The (In)Security of IoT

In October, one of the signature security events in the history of the internet occurred. Dyn, the well-known cloud-based internet performance management company, suffered a massive DDoS attack on its managed domain name server infrastructure. The impact was widespread.

Dyn quickly confirmed the Mirai botnet was the primary source attacking “10s of millions of discrete IP addresses.” And among the 6,000 websites affected were some of the biggest names in business. Twitter. CNN. Amazon. PayPal. The New York Times. All were inaccessible to many netizens for a good chunk of the day.

To be sure, DDoS attacks in and of themselves are not new. But how the Mirai botnet executed the attacks was unprecedented: Internet of Things (IoT) devices were leveraged as attack vectors.

From Nest and Echo to DVRs and wearables, internet-enabled devices hold the promise to simplify our ever-increasingly interconnected lives. But as we’ve seen in the (very recent) past, functionality always seems to win out over security. The Nissan Leaf hack from earlier this year is one of the most high-profile examples underscoring that very point.

API (In)Security

APIs are ubiquitous. From mobile and cloud computing to SDN and yes, IoT, APIs provide the foundation for today’s computing infrastructure. However, from a security standpoint, APIs are all too often overlooked and underprotected. And the Nissan Leaf hack exemplified how companies in the “API economy” are providing services to consumers on APIs which are susceptible to hacking and malicious access.

In that case – and with API-targeted digital security more generally – the necessary information to thwart such an attack is at the API itself: the identity of the sender; the API payload data; and the source of the client making the request. Effective API security involves inspecting the communication exchange and combining policy checks such as identity authentication of the client; integrity checks of the messages; and validation of the source of the communication.

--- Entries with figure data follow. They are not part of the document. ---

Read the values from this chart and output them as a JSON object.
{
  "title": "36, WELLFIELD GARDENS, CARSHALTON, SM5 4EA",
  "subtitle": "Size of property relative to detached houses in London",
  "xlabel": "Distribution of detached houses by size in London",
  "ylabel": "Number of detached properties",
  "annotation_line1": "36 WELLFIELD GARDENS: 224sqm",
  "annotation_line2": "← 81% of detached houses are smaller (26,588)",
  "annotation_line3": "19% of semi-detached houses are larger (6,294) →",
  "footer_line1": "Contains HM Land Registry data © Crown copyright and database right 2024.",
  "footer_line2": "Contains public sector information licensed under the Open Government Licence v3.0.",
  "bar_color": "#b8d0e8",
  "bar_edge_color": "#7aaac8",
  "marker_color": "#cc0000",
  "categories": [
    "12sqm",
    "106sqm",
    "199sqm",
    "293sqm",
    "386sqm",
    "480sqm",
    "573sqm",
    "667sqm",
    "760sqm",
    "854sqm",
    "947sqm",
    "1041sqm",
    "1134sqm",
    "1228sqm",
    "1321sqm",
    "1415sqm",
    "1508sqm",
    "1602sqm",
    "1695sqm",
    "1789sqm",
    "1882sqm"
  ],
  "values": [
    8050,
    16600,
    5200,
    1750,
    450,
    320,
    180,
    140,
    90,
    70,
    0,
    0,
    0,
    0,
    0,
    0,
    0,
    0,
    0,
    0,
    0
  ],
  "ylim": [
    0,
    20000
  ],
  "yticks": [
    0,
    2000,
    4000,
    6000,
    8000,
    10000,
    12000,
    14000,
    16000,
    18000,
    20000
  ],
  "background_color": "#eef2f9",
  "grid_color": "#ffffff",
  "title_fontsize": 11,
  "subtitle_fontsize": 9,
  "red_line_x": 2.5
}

Notably, API security is an essential aspect of exposing APIs, since it combines the policy enforcement at the same point of API communication enablement. This is where API security gateways like Forum Sentry play a critical role.

But what can the IoT industry do to bolster the inherent security of their devices?

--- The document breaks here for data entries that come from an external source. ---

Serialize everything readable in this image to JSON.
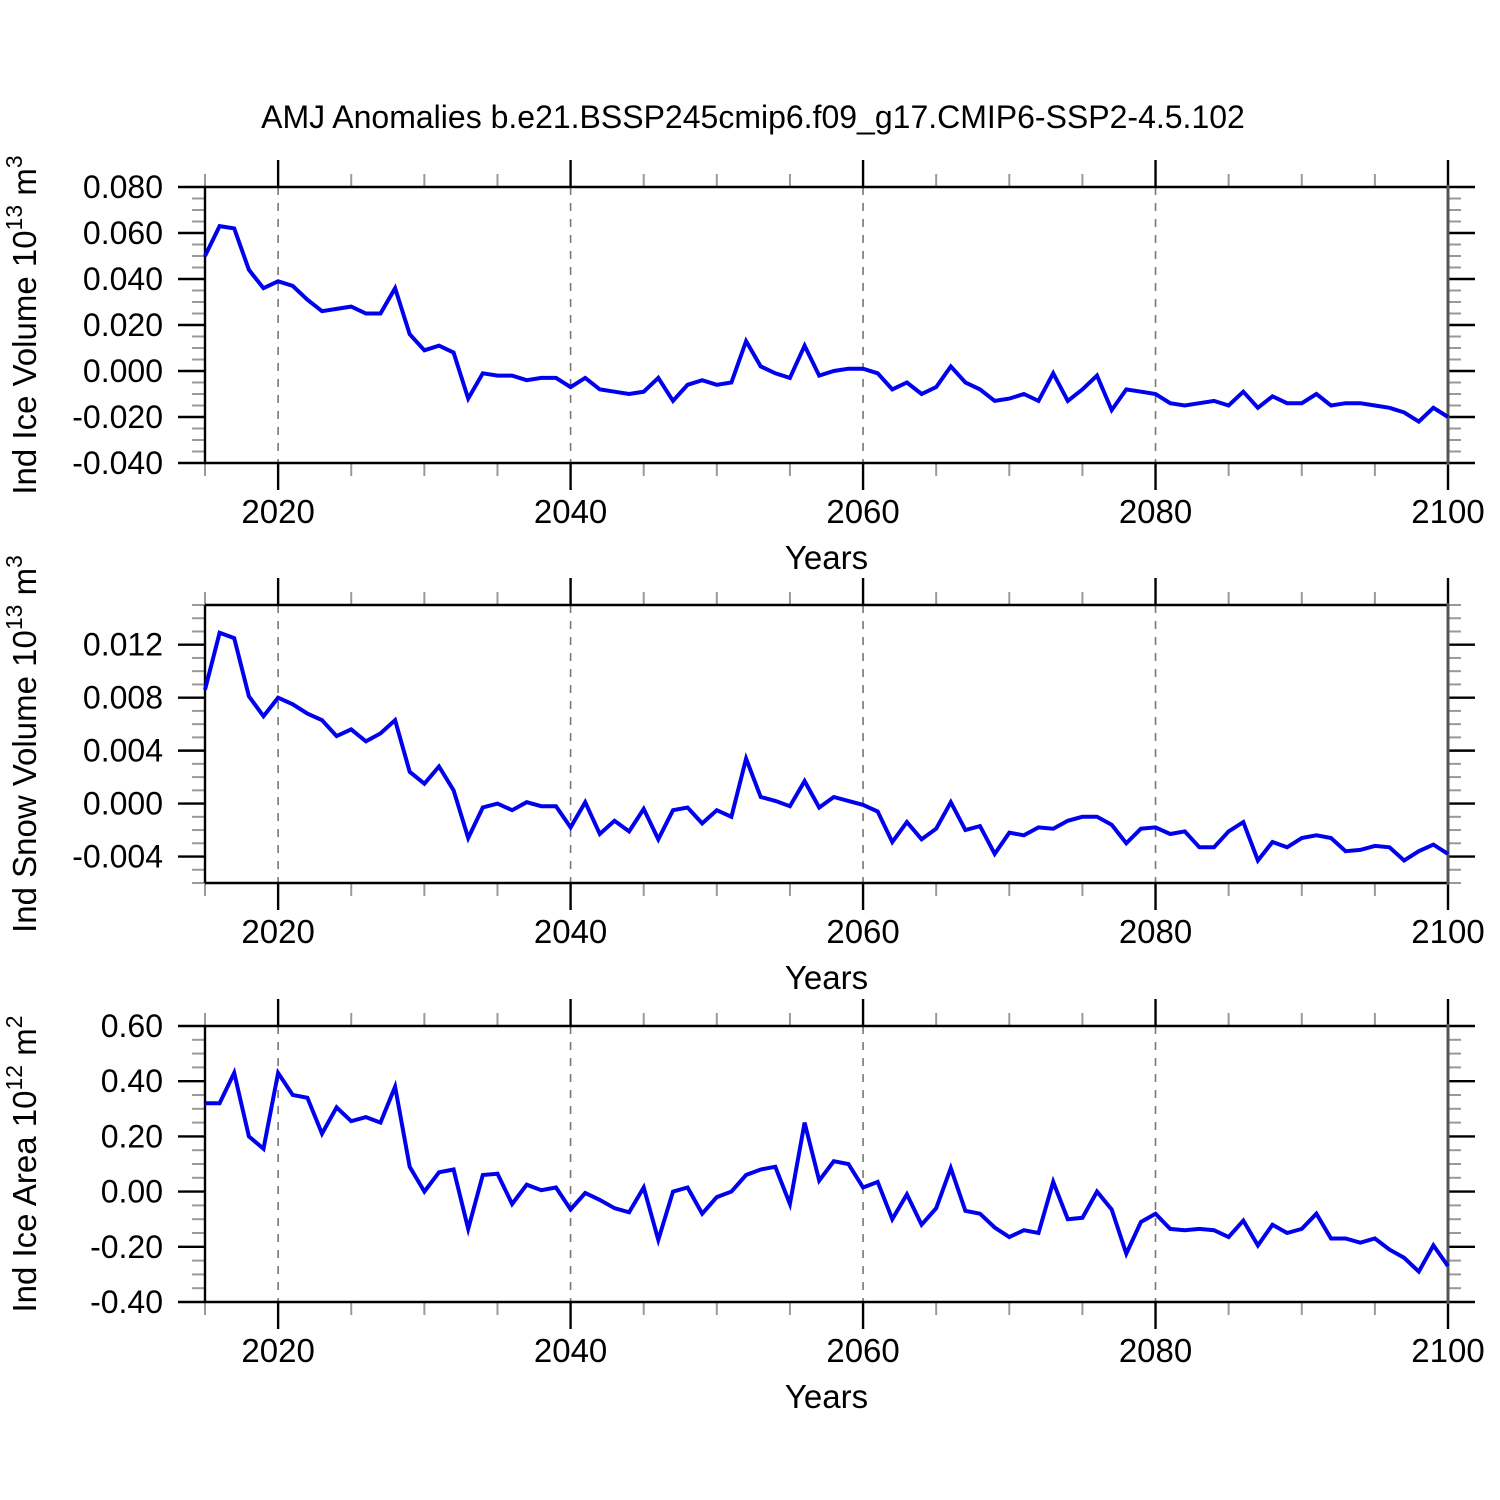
{
  "title": "AMJ Anomalies b.e21.BSSP245cmip6.f09_g17.CMIP6-SSP2-4.5.102",
  "colors": {
    "series_line": "#0000ee",
    "frame": "#000000",
    "right_spine": "#555555",
    "grid_line": "#777777",
    "minor_tick": "#999999",
    "text": "#000000",
    "background": "#ffffff"
  },
  "chart_data": {
    "type": "line",
    "title": "AMJ Anomalies b.e21.BSSP245cmip6.f09_g17.CMIP6-SSP2-4.5.102",
    "xlabel": "Years",
    "xlim": [
      2015,
      2100
    ],
    "xticks": [
      {
        "v": 2020,
        "label": "2020"
      },
      {
        "v": 2040,
        "label": "2040"
      },
      {
        "v": 2060,
        "label": "2060"
      },
      {
        "v": 2080,
        "label": "2080"
      },
      {
        "v": 2100,
        "label": "2100"
      }
    ],
    "x_minor_step": 5,
    "grid_x": [
      2020,
      2040,
      2060,
      2080
    ],
    "grid_on": true,
    "legend": "none",
    "x": [
      2015,
      2016,
      2017,
      2018,
      2019,
      2020,
      2021,
      2022,
      2023,
      2024,
      2025,
      2026,
      2027,
      2028,
      2029,
      2030,
      2031,
      2032,
      2033,
      2034,
      2035,
      2036,
      2037,
      2038,
      2039,
      2040,
      2041,
      2042,
      2043,
      2044,
      2045,
      2046,
      2047,
      2048,
      2049,
      2050,
      2051,
      2052,
      2053,
      2054,
      2055,
      2056,
      2057,
      2058,
      2059,
      2060,
      2061,
      2062,
      2063,
      2064,
      2065,
      2066,
      2067,
      2068,
      2069,
      2070,
      2071,
      2072,
      2073,
      2074,
      2075,
      2076,
      2077,
      2078,
      2079,
      2080,
      2081,
      2082,
      2083,
      2084,
      2085,
      2086,
      2087,
      2088,
      2089,
      2090,
      2091,
      2092,
      2093,
      2094,
      2095,
      2096,
      2097,
      2098,
      2099,
      2100
    ],
    "panels": [
      {
        "ylabel": "Ind Ice Volume 10^13 m^3",
        "ylim": [
          -0.04,
          0.08
        ],
        "yticks": [
          {
            "v": 0.08,
            "label": "0.080"
          },
          {
            "v": 0.06,
            "label": "0.060"
          },
          {
            "v": 0.04,
            "label": "0.040"
          },
          {
            "v": 0.02,
            "label": "0.020"
          },
          {
            "v": 0.0,
            "label": "0.000"
          },
          {
            "v": -0.02,
            "label": "-0.020"
          },
          {
            "v": -0.04,
            "label": "-0.040"
          }
        ],
        "y_minor_step": 0.005,
        "values": [
          0.05,
          0.063,
          0.062,
          0.044,
          0.036,
          0.039,
          0.037,
          0.031,
          0.026,
          0.027,
          0.028,
          0.025,
          0.025,
          0.036,
          0.016,
          0.009,
          0.011,
          0.008,
          -0.012,
          -0.001,
          -0.002,
          -0.002,
          -0.004,
          -0.003,
          -0.003,
          -0.007,
          -0.003,
          -0.008,
          -0.009,
          -0.01,
          -0.009,
          -0.003,
          -0.013,
          -0.006,
          -0.004,
          -0.006,
          -0.005,
          0.013,
          0.002,
          -0.001,
          -0.003,
          0.011,
          -0.002,
          0.0,
          0.001,
          0.001,
          -0.001,
          -0.008,
          -0.005,
          -0.01,
          -0.007,
          0.002,
          -0.005,
          -0.008,
          -0.013,
          -0.012,
          -0.01,
          -0.013,
          -0.001,
          -0.013,
          -0.008,
          -0.002,
          -0.017,
          -0.008,
          -0.009,
          -0.01,
          -0.014,
          -0.015,
          -0.014,
          -0.013,
          -0.015,
          -0.009,
          -0.016,
          -0.011,
          -0.014,
          -0.014,
          -0.01,
          -0.015,
          -0.014,
          -0.014,
          -0.015,
          -0.016,
          -0.018,
          -0.022,
          -0.016,
          -0.02
        ]
      },
      {
        "ylabel": "Ind Snow Volume 10^13 m^3",
        "ylim": [
          -0.006,
          0.015
        ],
        "yticks": [
          {
            "v": 0.012,
            "label": "0.012"
          },
          {
            "v": 0.008,
            "label": "0.008"
          },
          {
            "v": 0.004,
            "label": "0.004"
          },
          {
            "v": 0.0,
            "label": "0.000"
          },
          {
            "v": -0.004,
            "label": "-0.004"
          }
        ],
        "y_minor_step": 0.001,
        "values": [
          0.0086,
          0.0129,
          0.0125,
          0.0081,
          0.0066,
          0.008,
          0.0075,
          0.0068,
          0.0063,
          0.0051,
          0.0056,
          0.0047,
          0.0053,
          0.0063,
          0.0024,
          0.0015,
          0.0028,
          0.001,
          -0.0026,
          -0.0003,
          0.0,
          -0.0005,
          0.0001,
          -0.0002,
          -0.0002,
          -0.0018,
          0.0001,
          -0.0023,
          -0.0013,
          -0.0021,
          -0.0004,
          -0.0027,
          -0.0005,
          -0.0003,
          -0.0015,
          -0.0005,
          -0.001,
          0.0034,
          0.0005,
          0.0002,
          -0.0002,
          0.0017,
          -0.0003,
          0.0005,
          0.0002,
          -0.0001,
          -0.0006,
          -0.0029,
          -0.0014,
          -0.0027,
          -0.0019,
          0.0001,
          -0.002,
          -0.0017,
          -0.0038,
          -0.0022,
          -0.0024,
          -0.0018,
          -0.0019,
          -0.0013,
          -0.001,
          -0.001,
          -0.0016,
          -0.003,
          -0.0019,
          -0.0018,
          -0.0023,
          -0.0021,
          -0.0033,
          -0.0033,
          -0.0021,
          -0.0014,
          -0.0043,
          -0.0029,
          -0.0033,
          -0.0026,
          -0.0024,
          -0.0026,
          -0.0036,
          -0.0035,
          -0.0032,
          -0.0033,
          -0.0043,
          -0.0036,
          -0.0031,
          -0.0038
        ]
      },
      {
        "ylabel": "Ind Ice Area 10^12 m^2",
        "ylim": [
          -0.4,
          0.6
        ],
        "yticks": [
          {
            "v": 0.6,
            "label": "0.60"
          },
          {
            "v": 0.4,
            "label": "0.40"
          },
          {
            "v": 0.2,
            "label": "0.20"
          },
          {
            "v": 0.0,
            "label": "0.00"
          },
          {
            "v": -0.2,
            "label": "-0.20"
          },
          {
            "v": -0.4,
            "label": "-0.40"
          }
        ],
        "y_minor_step": 0.05,
        "values": [
          0.32,
          0.32,
          0.43,
          0.2,
          0.155,
          0.43,
          0.35,
          0.34,
          0.21,
          0.305,
          0.255,
          0.27,
          0.25,
          0.38,
          0.09,
          0.0,
          0.07,
          0.08,
          -0.135,
          0.06,
          0.065,
          -0.045,
          0.025,
          0.005,
          0.015,
          -0.065,
          -0.005,
          -0.03,
          -0.06,
          -0.075,
          0.015,
          -0.175,
          0.0,
          0.015,
          -0.08,
          -0.02,
          0.0,
          0.06,
          0.08,
          0.09,
          -0.045,
          0.25,
          0.04,
          0.11,
          0.1,
          0.015,
          0.035,
          -0.1,
          -0.01,
          -0.12,
          -0.06,
          0.085,
          -0.07,
          -0.08,
          -0.13,
          -0.165,
          -0.14,
          -0.15,
          0.035,
          -0.1,
          -0.095,
          0.0,
          -0.065,
          -0.225,
          -0.11,
          -0.08,
          -0.135,
          -0.14,
          -0.135,
          -0.14,
          -0.165,
          -0.105,
          -0.195,
          -0.12,
          -0.15,
          -0.135,
          -0.08,
          -0.17,
          -0.17,
          -0.185,
          -0.17,
          -0.21,
          -0.24,
          -0.29,
          -0.195,
          -0.27
        ]
      }
    ]
  }
}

Deploying API Security Gateways

There’s no question that the open source, agile and DevOps movements have transformed software development and IoT is creating a landscape of interconnected device intelligence. These advances have pushed the envelope on the security vulnerabilities which connected APIs are susceptible. Innovation has long outpaced security, but it is increasingly important that both innovation and security be considered at the same level of business value. Just as the technology sector was driven to close the security gap for web applications in Web Application Firewalls (WAFs), today the industry has been driven to close the security gap for APIs using API Security Gateways. It is fortunate that this technology is available to do the job, but it can’t do the job if it’s not in the solution architecture.

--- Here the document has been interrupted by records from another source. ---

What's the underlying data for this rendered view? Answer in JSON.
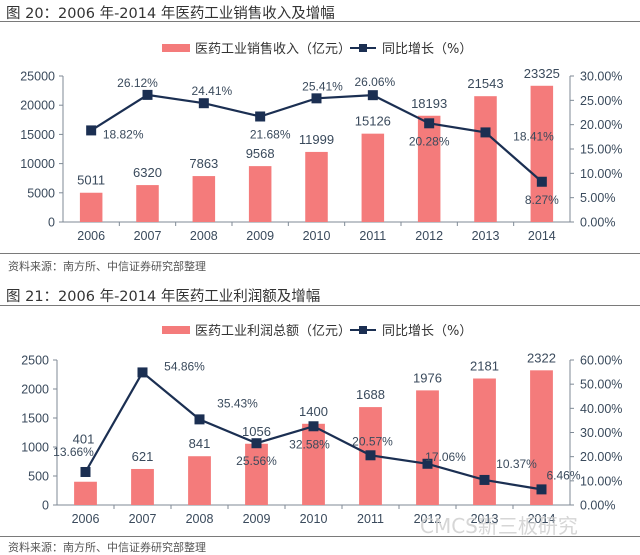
{
  "colors": {
    "bar": "#f47b7b",
    "line": "#1b2f52",
    "axis": "#7f8a96"
  },
  "figures": [
    {
      "title": "图 20：2006 年-2014 年医药工业销售收入及增幅",
      "source": "资料来源：南方所、中信证券研究部整理"
    },
    {
      "title": "图 21：2006 年-2014 年医药工业利润额及增幅",
      "source": "资料来源：南方所、中信证券研究部整理"
    }
  ],
  "watermark": "CMCS新三板研究",
  "chart_data": [
    {
      "type": "bar",
      "title": "图 20：2006 年-2014 年医药工业销售收入及增幅",
      "categories": [
        "2006",
        "2007",
        "2008",
        "2009",
        "2010",
        "2011",
        "2012",
        "2013",
        "2014"
      ],
      "series": [
        {
          "name": "医药工业销售收入（亿元）",
          "type": "bar",
          "axis": "left",
          "values": [
            5011,
            6320,
            7863,
            9568,
            11999,
            15126,
            18193,
            21543,
            23325
          ],
          "labels": [
            "5011",
            "6320",
            "7863",
            "9568",
            "11999",
            "15126",
            "18193",
            "21543",
            "23325"
          ]
        },
        {
          "name": "同比增长（%）",
          "type": "line",
          "axis": "right",
          "values": [
            18.82,
            26.12,
            24.41,
            21.68,
            25.41,
            26.06,
            20.28,
            18.41,
            8.27
          ],
          "labels": [
            "18.82%",
            "26.12%",
            "24.41%",
            "21.68%",
            "25.41%",
            "26.06%",
            "20.28%",
            "18.41%",
            "8.27%"
          ]
        }
      ],
      "ylim": [
        0,
        25000
      ],
      "yticks": [
        "0",
        "5000",
        "10000",
        "15000",
        "20000",
        "25000"
      ],
      "y2lim": [
        0,
        30
      ],
      "y2ticks": [
        "0.00%",
        "5.00%",
        "10.00%",
        "15.00%",
        "20.00%",
        "25.00%",
        "30.00%"
      ],
      "legend": "top-center",
      "grid": false
    },
    {
      "type": "bar",
      "title": "图 21：2006 年-2014 年医药工业利润额及增幅",
      "categories": [
        "2006",
        "2007",
        "2008",
        "2009",
        "2010",
        "2011",
        "2012",
        "2013",
        "2014"
      ],
      "series": [
        {
          "name": "医药工业利润总额（亿元）",
          "type": "bar",
          "axis": "left",
          "values": [
            401,
            621,
            841,
            1056,
            1400,
            1688,
            1976,
            2181,
            2322
          ],
          "labels": [
            "401",
            "621",
            "841",
            "1056",
            "1400",
            "1688",
            "1976",
            "2181",
            "2322"
          ]
        },
        {
          "name": "同比增长（%）",
          "type": "line",
          "axis": "right",
          "values": [
            13.66,
            54.86,
            35.43,
            25.56,
            32.58,
            20.57,
            17.06,
            10.37,
            6.46
          ],
          "labels": [
            "13.66%",
            "54.86%",
            "35.43%",
            "25.56%",
            "32.58%",
            "20.57%",
            "17.06%",
            "10.37%",
            "6.46%"
          ]
        }
      ],
      "ylim": [
        0,
        2500
      ],
      "yticks": [
        "0",
        "500",
        "1000",
        "1500",
        "2000",
        "2500"
      ],
      "y2lim": [
        0,
        60
      ],
      "y2ticks": [
        "0.00%",
        "10.00%",
        "20.00%",
        "30.00%",
        "40.00%",
        "50.00%",
        "60.00%"
      ],
      "legend": "top-center",
      "grid": false
    }
  ]
}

As we look toward 2017, we hope that API security is (finally) given the same priority as is a rich feature set and enhanced connectivity.

Organizations like the Internet of Things Security Foundation are championing this sentiment. The group “promotes knowledge and clear best practices in appropriate security to those who specify, make and use IoT products and systems.” In fact, just a few weeks ago, the IoTSF published its IoT Security Compliance Framework.

Bravo. We hope this is a harbinger of more secure (Internet of) Things to come in the New Year.